Short. Sandy-colored hair. Mickey Mouse pajamas. Must be the 5-year-old.
“Hey buddy,” I whisper back. “Did you have a bad dream?”
“Yeah,” he says.
“Okay, come on in,” I say as I open the covers and make a spot for him. As I hold him close I say, “It was all pretend. It’s not real. Mommy’s here. Try to close your eyes and go back to sleep.”
I drift back off to sleep but about an hour later, I wake to the buzzsaw snores of said 5-year-old and realize that he has completely and perfectly angled his body so that his feet are pushing his Daddy off of one side of the bed and his head is strategically placed between my shoulder blades, thus pushing me off of the other side of the bed. How is it that one small human can take up an entire queen size bed?
At this point, I can be absolutely certain that the 5-year-old will wake in another few hours completely rested and ready to start his day. But the Mama? Nope. Her only hope of survival is to caffeinate and to think happy thoughts about being able to sleep the following night.
But the following night, it’s the 9-year-old’s turn. The wake-up call is at 1 a.m. this time.

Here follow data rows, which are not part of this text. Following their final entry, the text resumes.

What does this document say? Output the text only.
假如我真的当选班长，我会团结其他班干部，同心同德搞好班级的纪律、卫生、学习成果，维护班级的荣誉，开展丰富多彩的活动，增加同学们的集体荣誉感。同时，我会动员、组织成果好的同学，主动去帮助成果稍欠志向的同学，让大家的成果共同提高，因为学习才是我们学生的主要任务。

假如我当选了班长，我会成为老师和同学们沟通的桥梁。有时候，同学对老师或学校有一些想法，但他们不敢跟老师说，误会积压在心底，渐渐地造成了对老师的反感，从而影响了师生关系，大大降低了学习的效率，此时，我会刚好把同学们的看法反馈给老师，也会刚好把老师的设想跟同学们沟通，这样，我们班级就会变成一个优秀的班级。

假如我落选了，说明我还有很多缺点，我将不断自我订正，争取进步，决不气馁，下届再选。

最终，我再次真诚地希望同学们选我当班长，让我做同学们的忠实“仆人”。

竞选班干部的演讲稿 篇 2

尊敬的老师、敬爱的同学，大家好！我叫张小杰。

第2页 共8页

The 9-year-old can’t sleep due to a nightmare and he is much harder to console. His dreams seem more vivid and real and as he hops into Mama’s bed, his heart is racing with fear. He lays there with his eyes open and I can feel every bit of his anxious energy. I look at him every 20 minutes to see if his eyes are closing and realize that the idea of sleep is once again lost on both of us until he finally gives in to the exhaustion and falls asleep at 4 a.m. An hour later, his little brother comes in ready to start the day and I take comfort in the warm coffee that I know is, once again, going to get me through.

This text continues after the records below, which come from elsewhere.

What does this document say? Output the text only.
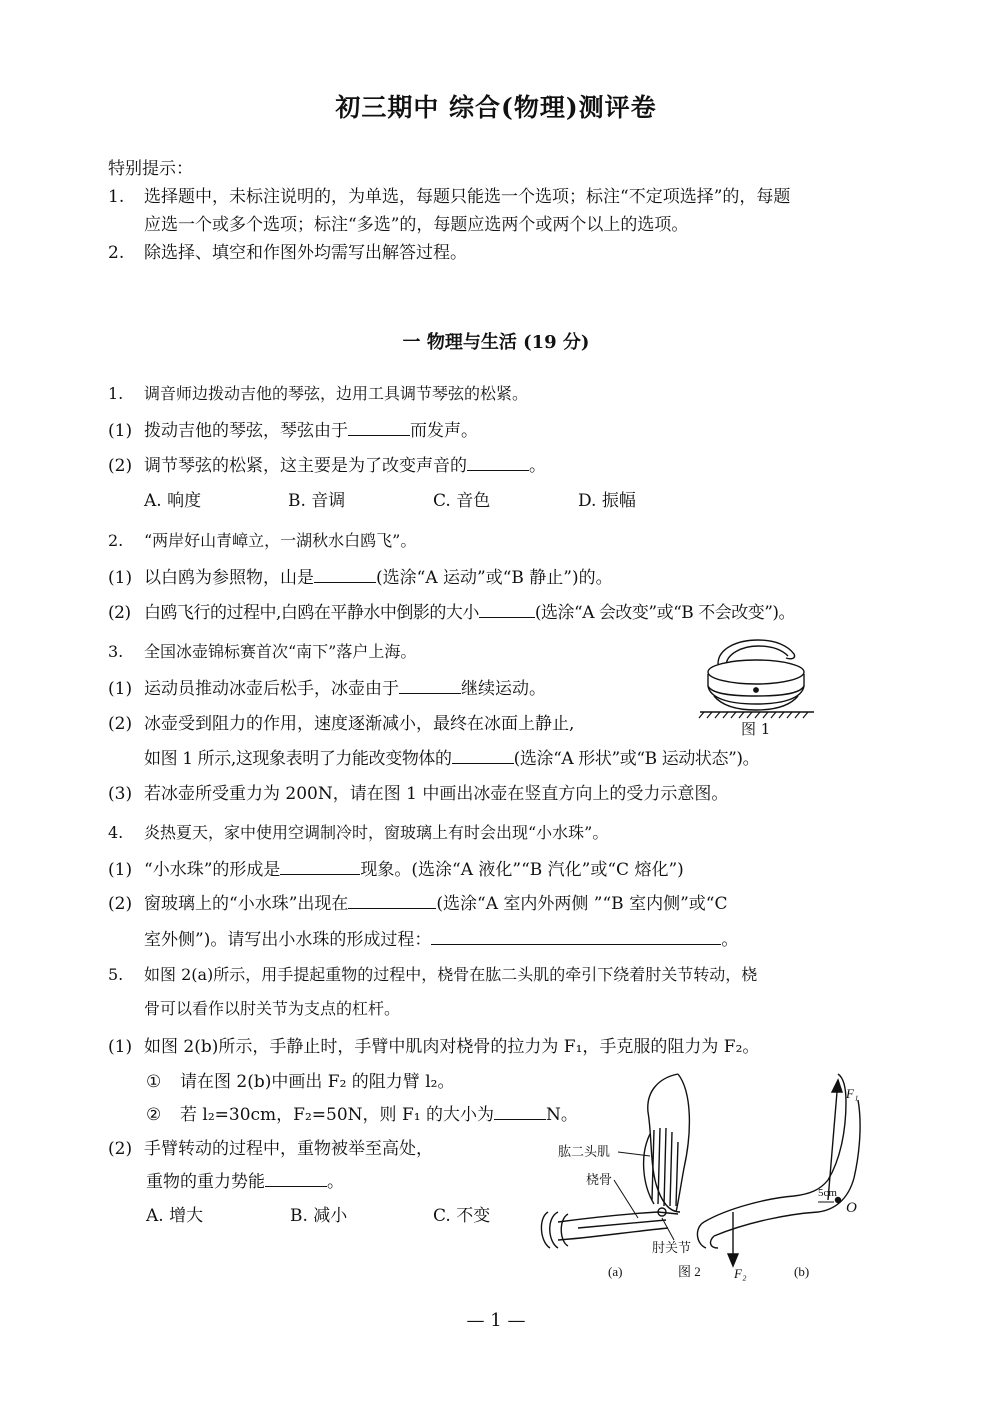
初三期中 综合(物理)测评卷
特别提示：
1. 选择题中，未标注说明的，为单选，每题只能选一个选项；标注“不定项选择”的，每题
应选一个或多个选项；标注“多选”的，每题应选两个或两个以上的选项。
2. 除选择、填空和作图外均需写出解答过程。
一 物理与生活 (19 分)
1. 调音师边拨动吉他的琴弦，边用工具调节琴弦的松紧。
(1) 拨动吉他的琴弦，琴弦由于	而发声。
(2) 调节琴弦的松紧，这主要是为了改变声音的	。
A. 响度	B. 音调	C. 音色	D. 振幅
2. “两岸好山青嶂立，一湖秋水白鸥飞”。
(1) 以白鸥为参照物，山是	(选涂“A 运动”或“B 静止”)的。
(2) 白鸥飞行的过程中,白鸥在平静水中倒影的大小	(选涂“A 会改变”或“B 不会改变”)。
3. 全国冰壶锦标赛首次“南下”落户上海。
(1) 运动员推动冰壶后松手，冰壶由于	继续运动。
(2) 冰壶受到阻力的作用，速度逐渐减小，最终在冰面上静止,
如图 1 所示,这现象表明了力能改变物体的	(选涂“A 形状”或“B 运动状态”)。
(3) 若冰壶所受重力为 200N，请在图 1 中画出冰壶在竖直方向上的受力示意图。
图 1
4. 炎热夏天，家中使用空调制冷时，窗玻璃上有时会出现“小水珠”。
(1) “小水珠”的形成是	现象。(选涂“A 液化”“B 汽化”或“C 熔化”)
(2) 窗玻璃上的“小水珠”出现在	(选涂“A 室内外两侧 ”“B 室内侧”或“C
室外侧”)。请写出小水珠的形成过程：	。
5. 如图 2(a)所示，用手提起重物的过程中，桡骨在肱二头肌的牵引下绕着肘关节转动，桡
骨可以看作以肘关节为支点的杠杆。
(1) 如图 2(b)所示，手静止时，手臂中肌肉对桡骨的拉力为 F₁，手克服的阻力为 F₂。
① 请在图 2(b)中画出 F₂ 的阻力臂 l₂。
② 若 l₂=30cm，F₂=50N，则 F₁ 的大小为	N。
(2) 手臂转动的过程中，重物被举至高处，
重物的重力势能	。
A. 增大	B. 减小	C. 不变
肱二头肌
桡骨
肘关节
(a)	图 2	(b)
F₁
F₂
O
5cm
— 1 —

In those wee hours, I find comfort in knowing that I can calm their fears and they feel safest in Mama’s arms. I take comfort in remembering that it is not as bad as when they were babies and I was up every 3 hours. I take comfort in thinking of those 10 months straight where, at 2 years old, my youngest was ready to start the day at 4:30 a.m. Every. Single. Morning.
I know that it will all be over in the blink of an eye and Mama will once again be able to sleep through the night. When they are 16, they won’t be crawling into my bed for comfort and the nightmares won’t be as common as they begin to make sense of the line between reality and fantasy.
Man does it suck, though.
So, for now, let’s acknowledge that it is exhausting to be a Mama and we are tired. We are doing the best we can with our caffeinated selves. We are holding onto our lattes while we hold it together. And we are dreaming of the magical day when we will again be able to sleep through the night.
To all you tired Mamas out there… I see you and I raise my coffee cup to you in solidarity.